Но если психологи из этого лагеря применяют свои принципы к массовым преступлениям 20 века, им трудно избежать упрека в некоторого рода оправдании большинства участников событий. Если только понимание можно считать путем к оправданию.
Но удалось ли социальным психологам обнаружить существенные и ранее неизвестные свойства общественного поведения людей? Сами по себе факты искаженных оценок и враждебных отношений различных человеческих объединений (племен, партий, классов, государств) не нуждаются, понятное дело, в научных подтверждениях и различные их проявления были всегда очевидны — от предрассудков и стереотипов до дискриминации, угнетения, войн и этнических чисток.
Можно согласиться, что в своих классических экспериментах социальные психологи показали изначальные слабости человеческой психики. Именно они, эти слабости, искажали индивидуальные оценки (опыты Соломона Аша), побуждали следовать за лидером в жестоком и агрессивном поведении (Стэнли Милгрэм), вызывали систематические ошибки в оценке своей группы и других групп ( Шериф и Таджфел).
Но достаточно ли этих когнитивных дефектов, чтобы вовлечь миллионы людей в кровавые бойни мировых войн и Холокоста? Или же здесь вступали в действие силы, способные усилить изначальные дефекты до невиданных размеров? Исследовать эти силы в лабораториях было бы крайне затруднительно.
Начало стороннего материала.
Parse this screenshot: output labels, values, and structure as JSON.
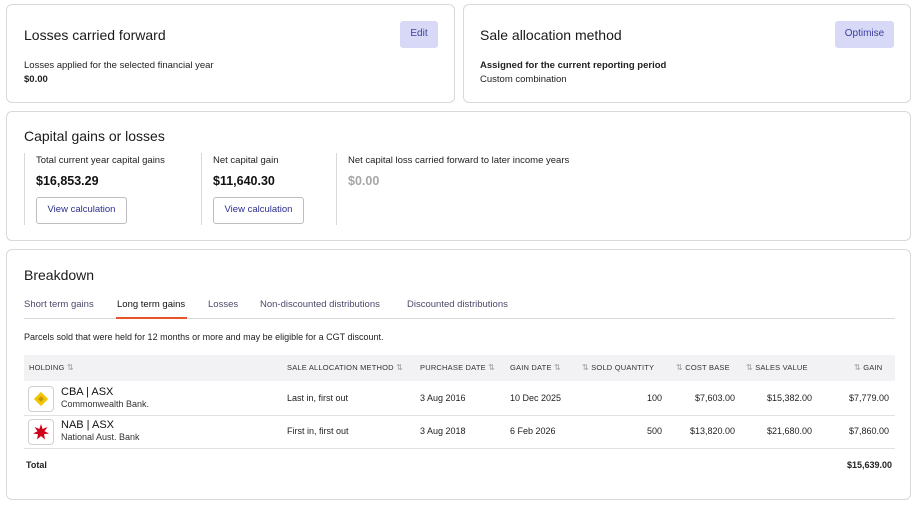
{
  "losses_card": {
    "title": "Losses carried forward",
    "edit_label": "Edit",
    "subtitle": "Losses applied for the selected financial year",
    "value": "$0.00"
  },
  "sale_card": {
    "title": "Sale allocation method",
    "optimise_label": "Optimise",
    "subtitle": "Assigned for the current reporting period",
    "value": "Custom combination"
  },
  "gains_card": {
    "title": "Capital gains or losses",
    "metrics": [
      {
        "label": "Total current year capital gains",
        "value": "$16,853.29",
        "button": "View calculation"
      },
      {
        "label": "Net capital gain",
        "value": "$11,640.30",
        "button": "View calculation"
      },
      {
        "label": "Net capital loss carried forward to later income years",
        "value": "$0.00"
      }
    ]
  },
  "breakdown": {
    "title": "Breakdown",
    "tabs": [
      {
        "label": "Short term gains"
      },
      {
        "label": "Long term gains",
        "active": true
      },
      {
        "label": "Losses"
      },
      {
        "label": "Non-discounted distributions"
      },
      {
        "label": "Discounted distributions"
      }
    ],
    "description": "Parcels sold that were held for 12 months or more and may be eligible for a CGT discount.",
    "columns": {
      "holding": "HOLDING",
      "method": "SALE ALLOCATION METHOD",
      "purchase_date": "PURCHASE DATE",
      "gain_date": "GAIN DATE",
      "sold_quantity": "SOLD QUANTITY",
      "cost_base": "COST BASE",
      "sales_value": "SALES VALUE",
      "gain": "GAIN"
    },
    "sort_icon": "⇅",
    "rows": [
      {
        "ticker": "CBA | ASX",
        "company": "Commonwealth Bank.",
        "logo_icon": "cba-diamond-icon",
        "logo_color": "#f5c400",
        "method": "Last in, first out",
        "purchase_date": "3 Aug 2016",
        "gain_date": "10 Dec 2025",
        "sold_quantity": "100",
        "cost_base": "$7,603.00",
        "sales_value": "$15,382.00",
        "gain": "$7,779.00"
      },
      {
        "ticker": "NAB | ASX",
        "company": "National Aust. Bank",
        "logo_icon": "nab-star-icon",
        "logo_color": "#d0021b",
        "method": "First in, first out",
        "purchase_date": "3 Aug 2018",
        "gain_date": "6 Feb 2026",
        "sold_quantity": "500",
        "cost_base": "$13,820.00",
        "sales_value": "$21,680.00",
        "gain": "$7,860.00"
      }
    ],
    "total_label": "Total",
    "total_value": "$15,639.00"
  }
}
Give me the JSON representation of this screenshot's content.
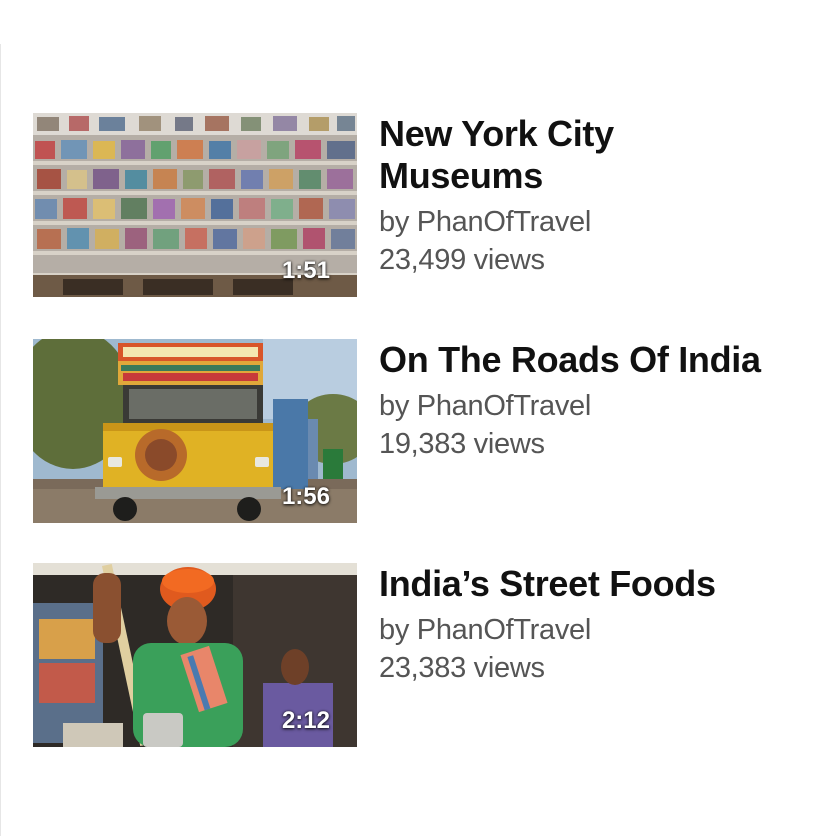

Чтобы вводить целые народы в агентное состояние (по Милгрэму), превращать миллионы в усердных помощников или послушных марионеток для Гулага, Холокоста и Культурной революции требовались авторитеты не только незыблимые, но и в некотором смысле культовые, идолические, фетишизированные. В социальных тупиках 20 столетия они в достаточном числе создавались группами энтузиастов, объединенных общей системой взглядов —мессианской и агрессивной (Муссолини, Ленин, Сталин, Гитлер, Мао Цзэдун, Ким Ир Сен и др.).
Исследования этой сферы (личность в тоталитарных режимах) носят почти всегда характер вольных интерпретаций, по большей части психоаналитических. Они остаются за рамками представленного здесь обзора психологических экспериментов, претендующих на научную определенность.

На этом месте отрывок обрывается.